We spend lots of time thinking about the future. This is especially true for those of us who put capital to use seeking to obtain a return, relative to a certain amount of risk assumed. Prospectively, we consider our options and imagine various outcomes. Afterward, we evaluate the results to figure out what went right or wrong.

There’s the problem. Once we know a specific outcome, our analysis of the entire process becomes tainted. World-champion poker player Annie Duke uses the term “resulting.” It is an after-the-fact explanation for a recent event, ignoring random outcomes, discounting luck and using one’s hindsight bias. As you might imagine, people who engage in “resulting” fail to improve their processes.

One solution to these sorts of problems is to consider alternative outcomes. I am not referring to the wishful thinking of “If only we bought Amazon at $9 and Bitcoin at 50 cents.” Rather, it is imagining scenarios where small changes might produce very different outcomes. I refer to the counterfactual, a very useful tool for investors, gamblers — indeed, to anyone trying to analyze events with uncertain outcomes.

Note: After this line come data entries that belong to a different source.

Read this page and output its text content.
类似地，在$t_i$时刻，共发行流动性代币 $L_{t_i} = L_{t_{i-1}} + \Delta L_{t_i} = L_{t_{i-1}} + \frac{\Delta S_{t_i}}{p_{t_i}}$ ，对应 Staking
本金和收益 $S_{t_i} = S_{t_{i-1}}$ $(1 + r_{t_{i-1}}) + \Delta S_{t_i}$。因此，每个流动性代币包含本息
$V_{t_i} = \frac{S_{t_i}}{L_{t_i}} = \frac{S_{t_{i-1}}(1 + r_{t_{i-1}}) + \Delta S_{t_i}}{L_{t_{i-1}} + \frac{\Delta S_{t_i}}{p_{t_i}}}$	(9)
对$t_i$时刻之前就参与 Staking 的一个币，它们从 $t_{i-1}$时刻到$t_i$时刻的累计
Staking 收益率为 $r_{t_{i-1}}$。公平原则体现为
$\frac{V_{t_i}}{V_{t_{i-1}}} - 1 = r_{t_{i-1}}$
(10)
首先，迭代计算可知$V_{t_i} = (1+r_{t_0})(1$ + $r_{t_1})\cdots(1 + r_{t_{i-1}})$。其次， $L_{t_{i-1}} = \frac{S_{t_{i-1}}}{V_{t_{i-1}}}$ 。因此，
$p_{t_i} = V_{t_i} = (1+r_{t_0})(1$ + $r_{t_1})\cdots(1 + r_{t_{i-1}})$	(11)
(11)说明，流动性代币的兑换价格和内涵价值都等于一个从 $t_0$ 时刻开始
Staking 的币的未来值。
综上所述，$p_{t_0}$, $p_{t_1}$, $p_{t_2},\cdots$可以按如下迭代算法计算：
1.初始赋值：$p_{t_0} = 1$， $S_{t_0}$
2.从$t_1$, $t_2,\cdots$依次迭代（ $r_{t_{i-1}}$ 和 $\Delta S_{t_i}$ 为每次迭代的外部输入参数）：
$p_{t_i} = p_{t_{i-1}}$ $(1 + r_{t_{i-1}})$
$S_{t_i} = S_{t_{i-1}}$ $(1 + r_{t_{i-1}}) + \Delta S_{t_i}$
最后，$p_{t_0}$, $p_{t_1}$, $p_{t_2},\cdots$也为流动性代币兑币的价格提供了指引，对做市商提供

The term itself was coined by Nelson Goodman in his article “The Problem of Counterfactual Conditionals.” But the idea has been around for a long time. Air Force Colonel John Boyd, who helped change the art of air warfare, said “If you want to understand something, take it to the extremes or examine its opposites.” Berkshire Hathaway’s Charles Munger famously said “Think forwards and backwards — invert, always invert.” (Though Munger lifted that phrase from Carl Gustav Jacob Jacobi, the great 19th-century Prussian mathematician, he is often credited with the maxim.)

How can we use the counterfactual to help us solve investment or other thorny problems? Let’s consider a few examples of counterfactuals to see what light they might shed. I used the technique around the idea of U.S. government bailouts:

— What if General Motors and Chrysler hadn’t been bailed out?

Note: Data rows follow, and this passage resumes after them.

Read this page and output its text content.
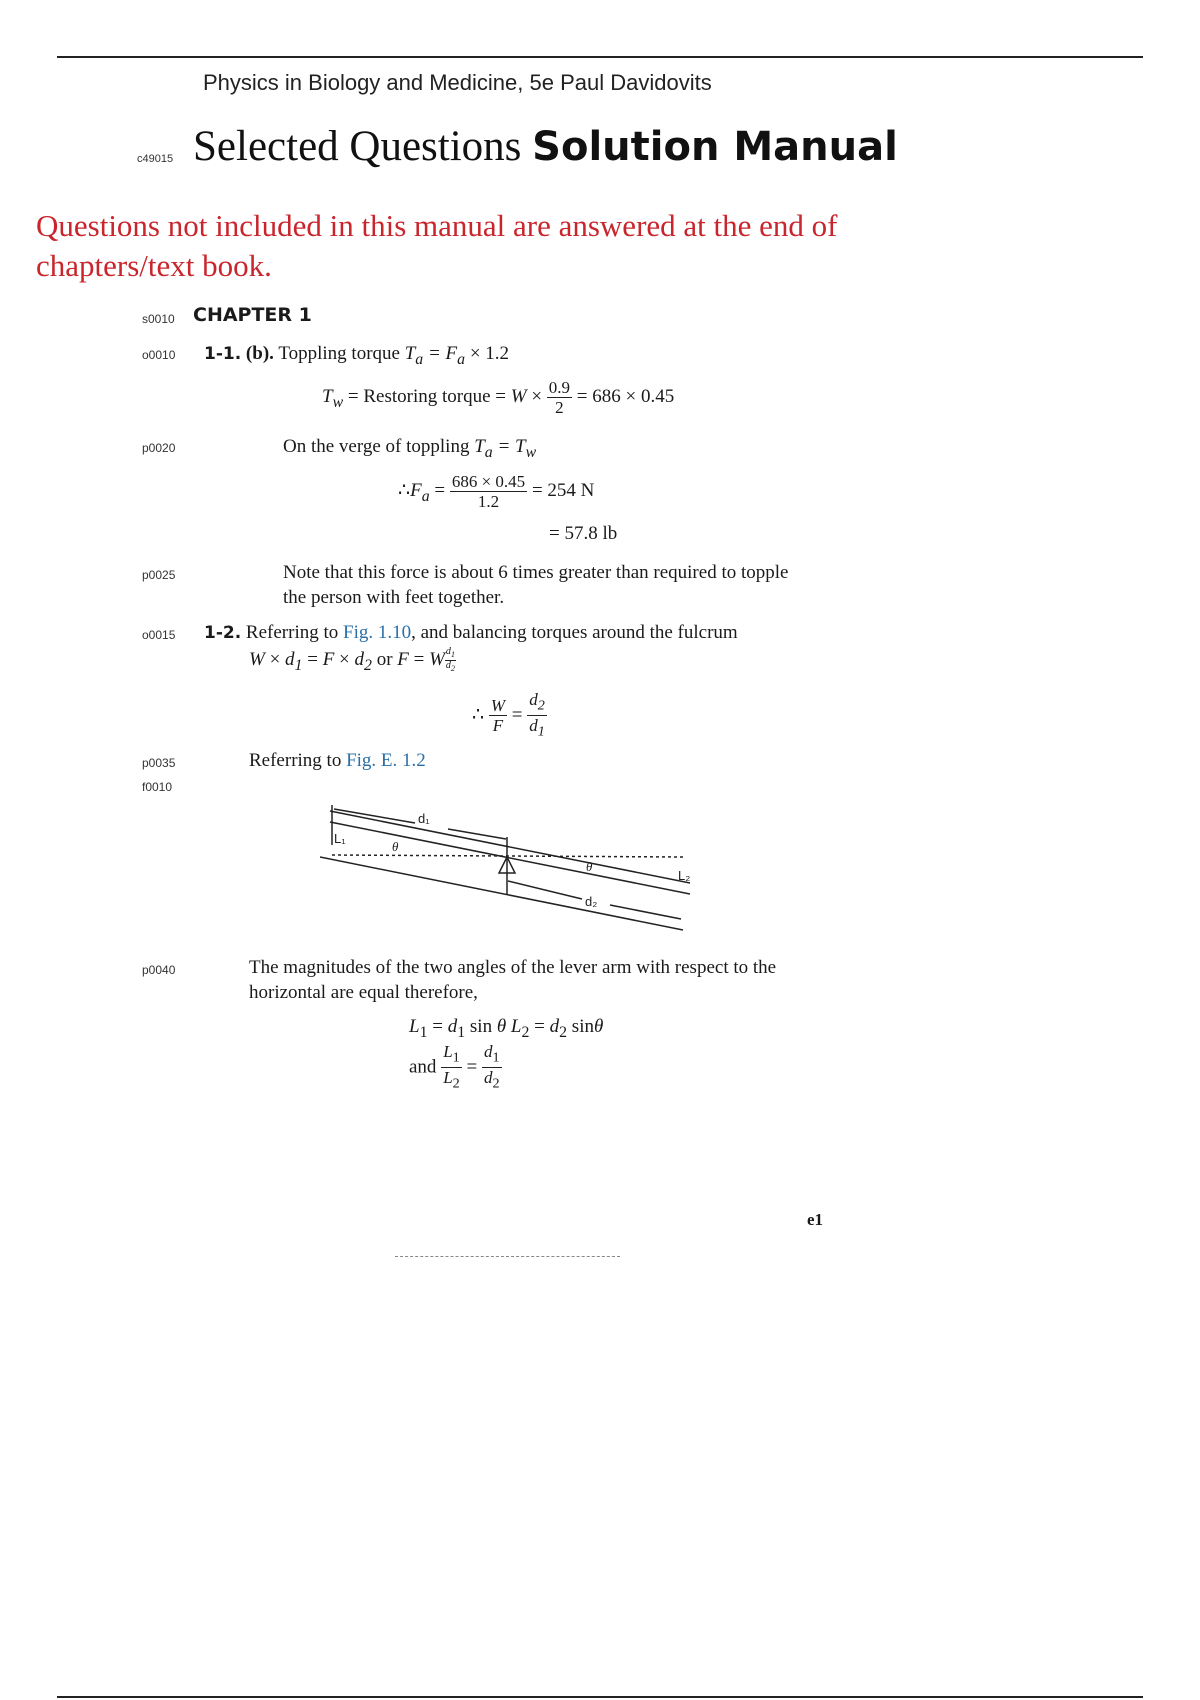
Physics in Biology and Medicine, 5e Paul Davidovits
c49015 Selected Questions Solution Manual
Questions not included in this manual are answered at the end of
chapters/text book.
s0010 CHAPTER 1
o0010 1-1. (b). Toppling torque $T_a = F_a \times 1.2$
$T_w$ = Restoring torque = $W \times \frac{0.9}{2} = 686 \times 0.45$
p0020	On the verge of toppling $T_a = T_w$
$\therefore F_a = \frac{686 \times 0.45}{1.2} = 254$ N
= 57.8 lb
p0025	Note that this force is about 6 times greater than required to topple
the person with feet together.
o0015 1-2. Referring to Fig. 1.10, and balancing torques around the fulcrum
$W \times d_1 = F \times d_2$ or F = W $\frac{d_1}{d_2}$
∴ $\frac{W}{F} = \frac{d_2}{d_1}$
p0035	Referring to Fig. E. 1.2
f0010
d₁
d₂
L₁
L₂
θ
θ
p0040	The magnitudes of the two angles of the lever arm with respect to the
horizontal are equal therefore,
$L_1 = d_1$ sin θ $L_2 = d_2$ sinθ
and $\frac{L_1}{L_2} = \frac{d_1}{d_2}$
e1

— What if JPMorgan Chase hadn’t received guarantees for $29 billion of Bear Stearns Cos.’s liabilities?

— What if Citigroup Inc. and Bank of America Corp. had been put into bankruptcy?

— What if American International Group Inc.’s counterparties hadn’t been made whole by the federal government?

There is a persuasive case to be made that under alternative scenarios there might have been more pain short term, but healthier economic and political outcomes over the long term.